Wednesday, October 20, 2010
Posted by Michael Knutson in "Apple iPods" @ 04:30 PM
"The latest iPhone and iPod touch are nearly identical devices, ignoring the pesky reality that the latter isn't a phone. We can fix that. Here's how to turn your iPod touch into a viable (and cheaper) iPhone alternative out of the box."
Looking for a way to reduce your mobile phone bills? Without jailbreaking, it is easy to turn your iPod Touch (and a headset) into a VoIP phone, assuming that you have a WiFi connection when needed. Skype (free if using skype-to-skype) and Line2 (formerly available mainly to jailbreakers, free app, $10/month cost) are good options, as is Fring. All provide good connections with a good WiFi signal. And, of course, SIP apps work as well.
Downsides? Skyping works well within Skype (skype-to-skype), but if you want (or need) a real phone number, it's not free. Line2 is a solid app, but needs to be running in the background, otherwise calls go to voice mail. A $10 monthly fee includes unlimited calling in the US and Canada, and is quite reasonably when compared to carrier post-paid costs.
No WiFi or in a car? You'll need a cellular data plan (and hardware) like Verizon's MiFi or Sprint's Overdrive: a small box that provides an instant hot-spot for about $60 per month for 5GB of data. Coverage is good, but this is a good alternative only if you make a lot of mobile calls (and of course use the cellular data).
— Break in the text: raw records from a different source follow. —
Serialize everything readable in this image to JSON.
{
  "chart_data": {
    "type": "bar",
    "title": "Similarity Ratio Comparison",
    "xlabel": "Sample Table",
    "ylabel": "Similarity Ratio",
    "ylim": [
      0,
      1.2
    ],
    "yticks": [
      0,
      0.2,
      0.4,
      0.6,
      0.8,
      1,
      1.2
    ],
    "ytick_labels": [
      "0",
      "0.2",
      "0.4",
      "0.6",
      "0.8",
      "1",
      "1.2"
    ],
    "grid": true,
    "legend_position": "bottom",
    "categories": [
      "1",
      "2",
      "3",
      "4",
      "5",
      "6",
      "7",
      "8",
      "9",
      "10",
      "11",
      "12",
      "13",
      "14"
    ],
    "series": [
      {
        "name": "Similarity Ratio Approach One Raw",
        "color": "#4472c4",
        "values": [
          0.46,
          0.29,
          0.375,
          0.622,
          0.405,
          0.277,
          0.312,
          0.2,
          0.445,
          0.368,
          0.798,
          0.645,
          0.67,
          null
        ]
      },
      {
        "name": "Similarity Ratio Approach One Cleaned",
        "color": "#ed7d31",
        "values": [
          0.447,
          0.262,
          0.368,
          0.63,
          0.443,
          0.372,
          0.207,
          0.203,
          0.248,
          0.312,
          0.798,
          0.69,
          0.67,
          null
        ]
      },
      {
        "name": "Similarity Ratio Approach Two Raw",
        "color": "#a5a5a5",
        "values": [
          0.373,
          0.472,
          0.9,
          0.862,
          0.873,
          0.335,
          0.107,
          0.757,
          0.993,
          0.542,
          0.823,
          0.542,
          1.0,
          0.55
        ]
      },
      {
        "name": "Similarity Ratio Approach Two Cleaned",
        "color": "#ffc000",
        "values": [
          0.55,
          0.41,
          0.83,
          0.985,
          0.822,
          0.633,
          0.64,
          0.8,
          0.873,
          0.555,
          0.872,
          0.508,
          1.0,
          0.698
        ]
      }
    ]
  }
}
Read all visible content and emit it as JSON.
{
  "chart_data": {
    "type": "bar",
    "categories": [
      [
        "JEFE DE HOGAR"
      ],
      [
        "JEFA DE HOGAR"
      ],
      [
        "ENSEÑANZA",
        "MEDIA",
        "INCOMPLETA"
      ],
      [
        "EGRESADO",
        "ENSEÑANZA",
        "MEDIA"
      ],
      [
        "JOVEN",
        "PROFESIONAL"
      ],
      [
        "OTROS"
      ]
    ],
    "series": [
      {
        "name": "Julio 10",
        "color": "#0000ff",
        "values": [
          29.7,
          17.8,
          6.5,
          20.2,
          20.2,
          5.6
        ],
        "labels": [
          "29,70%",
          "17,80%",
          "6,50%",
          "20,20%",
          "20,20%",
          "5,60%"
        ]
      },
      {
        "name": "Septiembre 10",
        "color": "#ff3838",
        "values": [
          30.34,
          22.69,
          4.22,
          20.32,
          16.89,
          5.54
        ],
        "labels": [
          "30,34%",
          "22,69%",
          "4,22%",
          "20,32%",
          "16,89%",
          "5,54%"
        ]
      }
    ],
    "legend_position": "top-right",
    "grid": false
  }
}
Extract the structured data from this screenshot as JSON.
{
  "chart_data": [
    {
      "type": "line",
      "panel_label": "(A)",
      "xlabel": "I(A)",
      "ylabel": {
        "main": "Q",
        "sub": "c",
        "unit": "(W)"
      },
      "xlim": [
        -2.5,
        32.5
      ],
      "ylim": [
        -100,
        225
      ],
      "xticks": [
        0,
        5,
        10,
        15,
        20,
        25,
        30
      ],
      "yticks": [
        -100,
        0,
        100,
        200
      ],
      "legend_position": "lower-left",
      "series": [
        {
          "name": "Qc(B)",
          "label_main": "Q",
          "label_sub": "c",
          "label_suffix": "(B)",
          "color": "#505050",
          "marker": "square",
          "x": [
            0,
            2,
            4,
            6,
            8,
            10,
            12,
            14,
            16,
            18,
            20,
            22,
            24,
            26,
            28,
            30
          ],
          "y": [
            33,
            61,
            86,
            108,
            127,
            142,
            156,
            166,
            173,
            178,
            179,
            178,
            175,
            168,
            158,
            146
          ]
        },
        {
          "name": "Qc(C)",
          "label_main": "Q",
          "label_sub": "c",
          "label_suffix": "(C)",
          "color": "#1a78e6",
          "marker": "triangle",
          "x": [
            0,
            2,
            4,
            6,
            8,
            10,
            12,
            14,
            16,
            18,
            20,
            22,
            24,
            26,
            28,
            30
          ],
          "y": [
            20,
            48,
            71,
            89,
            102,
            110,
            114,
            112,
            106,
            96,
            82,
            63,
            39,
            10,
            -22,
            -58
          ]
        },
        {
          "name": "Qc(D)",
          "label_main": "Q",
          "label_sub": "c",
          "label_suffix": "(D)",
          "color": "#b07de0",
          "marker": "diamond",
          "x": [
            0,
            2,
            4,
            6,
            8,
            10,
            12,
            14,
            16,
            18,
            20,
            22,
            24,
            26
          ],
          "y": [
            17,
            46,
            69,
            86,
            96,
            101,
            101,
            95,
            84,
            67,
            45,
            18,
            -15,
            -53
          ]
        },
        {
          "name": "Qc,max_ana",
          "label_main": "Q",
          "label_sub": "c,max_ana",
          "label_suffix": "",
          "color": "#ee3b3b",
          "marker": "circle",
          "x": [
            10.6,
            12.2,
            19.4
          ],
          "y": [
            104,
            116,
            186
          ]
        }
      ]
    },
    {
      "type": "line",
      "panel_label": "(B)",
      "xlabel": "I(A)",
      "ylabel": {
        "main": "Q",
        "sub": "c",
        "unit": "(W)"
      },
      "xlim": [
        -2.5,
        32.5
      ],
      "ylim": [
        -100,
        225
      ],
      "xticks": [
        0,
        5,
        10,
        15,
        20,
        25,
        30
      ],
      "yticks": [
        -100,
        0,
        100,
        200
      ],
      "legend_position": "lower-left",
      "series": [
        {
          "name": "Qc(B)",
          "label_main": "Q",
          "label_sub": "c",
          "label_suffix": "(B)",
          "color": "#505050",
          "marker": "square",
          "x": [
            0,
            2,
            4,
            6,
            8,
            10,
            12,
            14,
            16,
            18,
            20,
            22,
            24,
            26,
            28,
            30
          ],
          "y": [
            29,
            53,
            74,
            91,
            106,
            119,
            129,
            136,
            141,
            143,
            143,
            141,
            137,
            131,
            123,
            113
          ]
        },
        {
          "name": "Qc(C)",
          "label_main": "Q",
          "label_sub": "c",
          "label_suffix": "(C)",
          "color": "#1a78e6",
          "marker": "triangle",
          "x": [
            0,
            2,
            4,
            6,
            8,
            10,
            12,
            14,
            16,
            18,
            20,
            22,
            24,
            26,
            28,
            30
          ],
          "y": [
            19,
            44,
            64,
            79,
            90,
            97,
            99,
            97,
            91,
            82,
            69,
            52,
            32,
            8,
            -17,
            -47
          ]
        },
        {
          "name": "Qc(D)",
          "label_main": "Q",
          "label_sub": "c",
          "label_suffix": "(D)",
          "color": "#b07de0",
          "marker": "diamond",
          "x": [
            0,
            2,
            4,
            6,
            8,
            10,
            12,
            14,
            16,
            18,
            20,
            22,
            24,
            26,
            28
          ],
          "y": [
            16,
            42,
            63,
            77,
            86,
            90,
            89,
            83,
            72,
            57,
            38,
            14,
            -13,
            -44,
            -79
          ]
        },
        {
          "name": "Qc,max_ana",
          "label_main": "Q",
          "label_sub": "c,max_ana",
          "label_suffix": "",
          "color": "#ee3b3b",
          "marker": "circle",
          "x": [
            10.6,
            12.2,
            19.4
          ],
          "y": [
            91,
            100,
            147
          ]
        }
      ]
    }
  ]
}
Real World results? In a test while cruising the LA freeway system using a MiFi box, VoIP call quality was better than native iPhone calls, lag was more noticeable, dropped calls were about the same, but dropped much less gracefully than native iPhone calls. Overall, pretty equivalent. A downside here: yet another gadget to carry around, and the MiFi battery doesn't have a very long life. Don't forget the power cord.
The article also mentions Siphon SIP/VoIP for jailbroken iPod Touches. Similar to Fring, but better iOS integration.
I can see this technology being invaluable for international travel, to avoid those $120 phone calls.